Residual fondness for what remains of my sanity prevents me from working out the exact points loss incurred as a result of that one move. But what hurts most is that I didn’t even want to sell Watkins in the first place. In fact, I brought him straight back in afterwards. Yet I believed my options were to either make this move or do the unthinkable – ‘burn’ (i.e. waste) a transfer.
Given how this particular scenario worked out, it left me wondering: is it ever worth burning a transfer?
Transfers are the Goal Difference of FPL
Let’s start with the key benefit of burning a transfer. As the FPL rules state: ‘In the event of a tie between teams, the team who has made the least amount of [non-wildcard] transfers will be positioned higher.’
Consequently, in a week where you don’t use one, this inaction alone should contribute to a moderate rank boost. At the end of the season, making fewer transfers than your rivals could be what wins a mini-league or secures a top 10k finish.
With over 10 million managers around, such small actions can yield big differences in terms of rank. It follows, therefore, that burning a transfer should help improve your chances when it comes to final ranking.
The Downsides of Burning a Transfer
Meanwhile, the problem with burning a transfer is that, every time you do, you’re wasting the opportunity of using what is arguably FPL’s most valuable resource.
More often than not, when we’re struggling to use a transfer, we’re either not being creative enough or looking too short-term in terms of Gameweeks.
When I said that Watkins to Alvarez was my only real option, it probably wasn’t my only option. Maybe I could have gone with something more boring or was too influenced by Gameweek 6’s fixtures, failing to look further down the line.
It was a week where all potential sale options had good fixtures whilst their viable replacements didn’t. Yet perhaps I needed to treat it as more of a ‘portfolio of Gameweeks’, rather than fixating on the immediate one. If the player I brought in had performed better over the next three rounds, would it have really mattered if they underperformed the outgoing player in that first one?
I’m not even sure Watkins to Alvarez in Gameweek 6 should even be considered as a ‘bad’ decision. Clearly it turned out to be one but you can’t judge a decision entirely by its outcome, particularly when the outcome was in such sharp contrast to both what had come previously and what felt realistic at the time.
In a different timeline, that move pays off massively. The fact that it backfired still doesn’t mean that burning a transfer was the right decision, even though hindsight says I would have been undeniably better off by doing so. I hope I’m making sense.
Timing is Everything
So there are pros and cons of burning transfers and the cons are probably more explicit. But what I think might be the key damaging trait is an unwillingness among FPL managers to burn when, all things considered, it is the best available option.

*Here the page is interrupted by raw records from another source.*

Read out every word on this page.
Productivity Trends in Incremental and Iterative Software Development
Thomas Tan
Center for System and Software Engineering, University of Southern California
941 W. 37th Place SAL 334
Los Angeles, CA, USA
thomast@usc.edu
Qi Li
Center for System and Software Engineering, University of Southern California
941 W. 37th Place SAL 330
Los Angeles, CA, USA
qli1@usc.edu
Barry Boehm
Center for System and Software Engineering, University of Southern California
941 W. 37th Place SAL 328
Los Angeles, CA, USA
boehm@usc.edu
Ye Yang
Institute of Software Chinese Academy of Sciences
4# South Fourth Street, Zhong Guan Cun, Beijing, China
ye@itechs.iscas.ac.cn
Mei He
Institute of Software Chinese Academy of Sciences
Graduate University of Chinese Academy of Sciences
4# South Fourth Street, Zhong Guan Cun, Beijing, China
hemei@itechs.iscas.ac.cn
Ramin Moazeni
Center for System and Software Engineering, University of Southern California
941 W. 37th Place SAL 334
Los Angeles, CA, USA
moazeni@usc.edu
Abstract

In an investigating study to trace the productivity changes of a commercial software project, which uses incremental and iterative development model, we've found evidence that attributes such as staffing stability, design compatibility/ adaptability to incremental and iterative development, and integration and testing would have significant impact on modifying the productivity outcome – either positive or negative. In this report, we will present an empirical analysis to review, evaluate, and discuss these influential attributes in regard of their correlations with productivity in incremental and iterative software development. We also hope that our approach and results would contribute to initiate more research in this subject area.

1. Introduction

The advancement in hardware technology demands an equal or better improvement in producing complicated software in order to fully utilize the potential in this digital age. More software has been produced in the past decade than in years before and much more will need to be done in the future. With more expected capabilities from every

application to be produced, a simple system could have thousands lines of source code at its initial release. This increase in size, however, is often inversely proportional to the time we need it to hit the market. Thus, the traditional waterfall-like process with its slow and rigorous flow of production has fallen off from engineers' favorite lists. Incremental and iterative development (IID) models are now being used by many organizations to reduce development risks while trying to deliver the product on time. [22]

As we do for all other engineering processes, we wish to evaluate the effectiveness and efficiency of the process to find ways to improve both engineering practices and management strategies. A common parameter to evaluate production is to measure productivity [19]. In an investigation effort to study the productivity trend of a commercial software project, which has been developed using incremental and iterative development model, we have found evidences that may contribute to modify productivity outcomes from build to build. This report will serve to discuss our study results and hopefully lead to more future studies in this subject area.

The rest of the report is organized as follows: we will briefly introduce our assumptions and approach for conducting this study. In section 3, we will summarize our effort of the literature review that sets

Making a transfer just for the sake of it not only has the potential to backfire immediately – as per my example – but it also forces us to make decisions earlier than we’d ideally like. There are times when we want to make all of our planned changes immediately and there are times when we want to spread them out over time. This might be to target good fixtures, avoid bad ones, verify the sustainability of a player’s form or give a returning player more time to recover from injury.
When we make transfers before we’re ready, we risk upsetting the natural biome of our FPL team in all sorts of negative ways. While we can say that burning a transfer demonstrates a lack of creativity on our part, if we’ve planned our squad well enough, maybe they shouldn’t need creativity.
With all this in mind, perhaps it’s time we saw transfer burning as a viable FPL tactic. Not so much a waste of resources but actually a testament to how well we’d planned our team up to that point.
After all, just because we are granted a free transfer each time and the rules say we need to use or lose one every two Gameweeks, doesn’t mean that this is the ideal rate at which to use them. At the end of the season, when every little advantage counts, burning a transfer could end up being the strategic move that pays off the most.